Swiggy OA SDE Intern + Fulltime + Fresher + Experienced | CTC - 15 to 30 L | Set 3

Question

Question 2: Recursive Land Division

Problem Statement

A country consists of N regions, each containing a specific number of towns. The government has decided to split the country into two separate nations in a way that minimizes the absolute difference between the total number of towns in each new nation. Each region is connected to another region through roads, forming a tree structure (i.e., an undirected connected graph with N-1 edges and no cycles).

Your task is to determine the minimum possible absolute difference in the number of towns between the two new nations after removing exactly one road.

Input Format

 * The first line contains one integer, N (the number of regions).

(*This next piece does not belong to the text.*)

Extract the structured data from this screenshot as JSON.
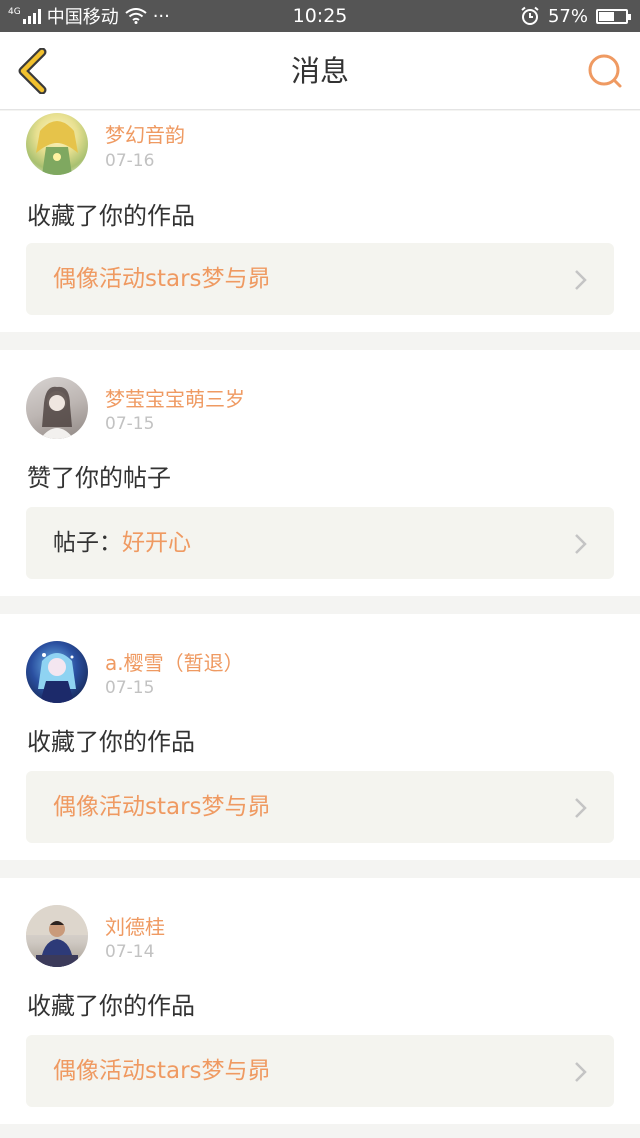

 * The second line contains N space-separated integers representing the towns array (number of towns in the i^{th} region).

 * The next N-1 lines each contain two integers, u and v, representing a bidirectional road between regions u and v.

Output Format

 * A single integer representing the minimum possible absolute difference in the number of towns between the two new nations.

Constraints

 * 2 \le N \le 10^5 (Large number of regions)

 * * * The given graph is a tree.

Sample Input

2

10 20

1 2

 

Sample Output

10

 

Explanation

The country has 2 regions connected by a single road: 1-2.

The total number of towns is 10 + 20 = 30.

Possible splits:

 * Removing edge (1,2): Two nations \rightarrow \{10\} and \{20\} \rightarrow |10 - 20| = 10.

   The minimum possible difference is 10.